Le condizioni di detenzione in Ungheria di Ilaria Salis, la maestra milanese 39enne sotto processo a Budapest per lesioni aggravate ai danni di due neonazisti, non violano i diritti umani. Lo afferma il servizio esecuzione penale ungherese (l’equivalente dell’amministrazione penitenziaria italiana) in una relazione inviata ai giudici della Corte d’appello di Milano e arrivata in Italia martedì sera. I magistrati milanesi devono decidere sulla consegna all’Ungheria del 23enne anarchico Gabriele Marchesi, imputato assieme a Ilaria Salis per gli stessi fatti su cui la donna è a processo. “Se la persona viene consegnata e presa in carico il suo collocamento” in carcere “si svolgerà in condizioni coerenti con quanto previsto dalla Convenzione europea sui diritti dell’uomo, dalla raccomandazione delle Nazioni Unite sulle linee guida minime per il trattamento umano delle persone arrestate nonché dalla raccomandazione numero R 2006/2 del Consiglio d’Europa sulle regole penitenziarie europee”, si legge nella relazione. “Al detenuto vengono costantemente garantite le condizioni previste dalla normativa europea e nazionale in materia” sia “in termini di spazio abitativo” che di “servizi igienici, accesso all’aria fresca e altri requisiti”, si legge nell’integrazione con cui il governo di Viktor Orban ha risposto a 6 delle 9 domande che erano rimaste senza risposta nel primo documento trasmesso ai magistrati attraverso il Ministero della Giustizia.
In particolare, spiegano da Budapest, le carceri ungheresi garantiscono “almeno 6 metri cubi di spazio aereo” a ogni detenuto e “almeno 4 metri quadrati di superficie per persona” nel “caso di coabitazione”. La “determinazione” dello “spazio abitativo” per ogni detenuto deriva dalla legge ungherese decreto 121 del 19 dicembre 2014.
Inoltre, “ai rappresentanti consolari e diplomatici del rispettivo Stato in Ungheria è stata data la possibilità, previa consultazione, di entrare nel relativo istituto penitenziario e ispezionare le condizioni di detenzione” e “il personale del consolato del rispettivo Stato può visitare il detenuto”.
Budapest ha ribadito che il Consiglio d’Europa “non ha stabilito la sussistenza degli evidenti rischi di una grave violazione dei principi fondamentali dell’Ue da parte dell’Ungheria” rispetto al principio di indipendenza della magistratura e i diritti dei giudici.
I magistrati milanesi hanno chiesto”se e quali iniziative siano state assunte a livello nazionale per garantire o promuovere l’indipendenza della magistratura, il giusto processo”, “la presunzione di non colpevolezza e i diritti fondamentali dopo l’adozione delle Risoluzioni del Parlamento Europeo” che ha proposto al Consiglio d’Europa di accertare un “evidente rischio di violazione grave da parte dell’Ungheria dei valori su cui si fonda l’Unione”.

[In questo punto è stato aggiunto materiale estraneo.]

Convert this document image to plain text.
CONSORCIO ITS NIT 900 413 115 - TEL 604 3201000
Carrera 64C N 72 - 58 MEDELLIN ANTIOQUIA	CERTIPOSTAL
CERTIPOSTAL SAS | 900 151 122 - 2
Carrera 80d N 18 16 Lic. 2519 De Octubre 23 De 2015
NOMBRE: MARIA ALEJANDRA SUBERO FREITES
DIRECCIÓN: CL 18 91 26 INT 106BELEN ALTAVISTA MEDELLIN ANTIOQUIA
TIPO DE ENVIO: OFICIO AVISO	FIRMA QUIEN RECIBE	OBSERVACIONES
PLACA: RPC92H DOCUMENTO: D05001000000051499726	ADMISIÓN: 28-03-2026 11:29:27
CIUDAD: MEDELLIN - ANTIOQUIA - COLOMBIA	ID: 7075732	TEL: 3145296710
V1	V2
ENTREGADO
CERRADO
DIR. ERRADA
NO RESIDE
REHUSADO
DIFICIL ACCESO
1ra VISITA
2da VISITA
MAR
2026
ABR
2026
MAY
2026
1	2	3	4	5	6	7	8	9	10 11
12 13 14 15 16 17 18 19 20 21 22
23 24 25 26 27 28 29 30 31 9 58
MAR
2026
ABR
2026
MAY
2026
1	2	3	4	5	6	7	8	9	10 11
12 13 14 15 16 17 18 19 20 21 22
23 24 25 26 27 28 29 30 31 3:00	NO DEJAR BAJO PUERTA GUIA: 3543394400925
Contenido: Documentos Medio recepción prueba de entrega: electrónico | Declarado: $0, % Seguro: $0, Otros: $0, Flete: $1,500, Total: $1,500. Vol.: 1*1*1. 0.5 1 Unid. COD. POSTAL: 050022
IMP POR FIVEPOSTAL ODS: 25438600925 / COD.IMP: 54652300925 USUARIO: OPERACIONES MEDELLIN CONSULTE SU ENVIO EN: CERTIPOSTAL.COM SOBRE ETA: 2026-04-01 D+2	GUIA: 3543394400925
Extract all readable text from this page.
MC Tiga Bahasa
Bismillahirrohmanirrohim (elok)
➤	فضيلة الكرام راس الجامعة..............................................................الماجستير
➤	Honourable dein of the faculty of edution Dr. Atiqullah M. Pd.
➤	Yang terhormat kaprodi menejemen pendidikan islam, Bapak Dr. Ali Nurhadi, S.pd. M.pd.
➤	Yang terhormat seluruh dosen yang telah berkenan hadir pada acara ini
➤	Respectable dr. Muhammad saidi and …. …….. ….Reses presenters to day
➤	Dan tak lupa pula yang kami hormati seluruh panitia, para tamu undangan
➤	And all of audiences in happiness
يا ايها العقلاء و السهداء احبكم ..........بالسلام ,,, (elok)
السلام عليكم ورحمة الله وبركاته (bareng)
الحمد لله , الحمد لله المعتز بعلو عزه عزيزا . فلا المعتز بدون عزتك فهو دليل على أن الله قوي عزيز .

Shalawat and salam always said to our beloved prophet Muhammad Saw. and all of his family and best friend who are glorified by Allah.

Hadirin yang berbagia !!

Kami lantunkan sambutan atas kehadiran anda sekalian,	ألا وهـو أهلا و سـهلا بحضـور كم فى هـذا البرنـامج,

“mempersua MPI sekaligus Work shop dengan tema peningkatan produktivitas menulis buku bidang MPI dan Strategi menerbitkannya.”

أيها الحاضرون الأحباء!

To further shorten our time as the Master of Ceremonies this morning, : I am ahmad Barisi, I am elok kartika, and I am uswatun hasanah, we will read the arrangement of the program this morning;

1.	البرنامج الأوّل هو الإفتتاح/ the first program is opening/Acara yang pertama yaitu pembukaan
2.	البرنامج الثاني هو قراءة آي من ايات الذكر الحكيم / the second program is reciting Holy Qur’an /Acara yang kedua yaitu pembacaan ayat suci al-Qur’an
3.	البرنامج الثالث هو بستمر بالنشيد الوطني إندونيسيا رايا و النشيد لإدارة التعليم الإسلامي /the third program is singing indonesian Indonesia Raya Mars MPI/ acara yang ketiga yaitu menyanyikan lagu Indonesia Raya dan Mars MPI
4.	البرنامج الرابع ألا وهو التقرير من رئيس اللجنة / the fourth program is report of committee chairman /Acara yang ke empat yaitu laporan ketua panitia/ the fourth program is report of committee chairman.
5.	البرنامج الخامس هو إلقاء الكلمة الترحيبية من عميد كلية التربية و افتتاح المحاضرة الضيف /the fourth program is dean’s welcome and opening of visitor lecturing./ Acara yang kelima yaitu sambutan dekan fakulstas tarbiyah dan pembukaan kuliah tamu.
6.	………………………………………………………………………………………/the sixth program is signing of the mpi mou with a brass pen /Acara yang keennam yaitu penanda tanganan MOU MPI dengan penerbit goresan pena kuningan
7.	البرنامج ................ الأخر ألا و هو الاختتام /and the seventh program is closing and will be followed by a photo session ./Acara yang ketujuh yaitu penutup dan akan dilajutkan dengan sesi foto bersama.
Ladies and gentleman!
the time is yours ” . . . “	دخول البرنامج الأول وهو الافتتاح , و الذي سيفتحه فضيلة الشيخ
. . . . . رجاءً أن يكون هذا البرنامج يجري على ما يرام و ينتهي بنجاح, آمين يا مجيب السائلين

“Nel corso dei cinque anni e mezzo trascorsi dall’avvio della procedura in base alla risoluzione del Parlamento europeo approvata il 12 settembre 2018 il Consiglio non ha adottato una decisione”. Questa la risposta del ministero della Giustizia di Budapest.
Nelle carceri ungheresi ci sarebbero “celle attrezzate” all’interno di “strutture moderne” con “personale qualificato”. È “garantita l’assistenza sanitaria, oltre ai colloqui” e “il tempo libero può essere speso in modo produttivo con l’istruzione e lo sport”. Lo scrive il servizio esecuzione penale ungherese. “Oltre a tutto ciò” è garantito “il ruolo delle cerimonie religiose e della cura spirituale” che “può essere significativo nel raggiungimento degli obiettivi di reinserimento”.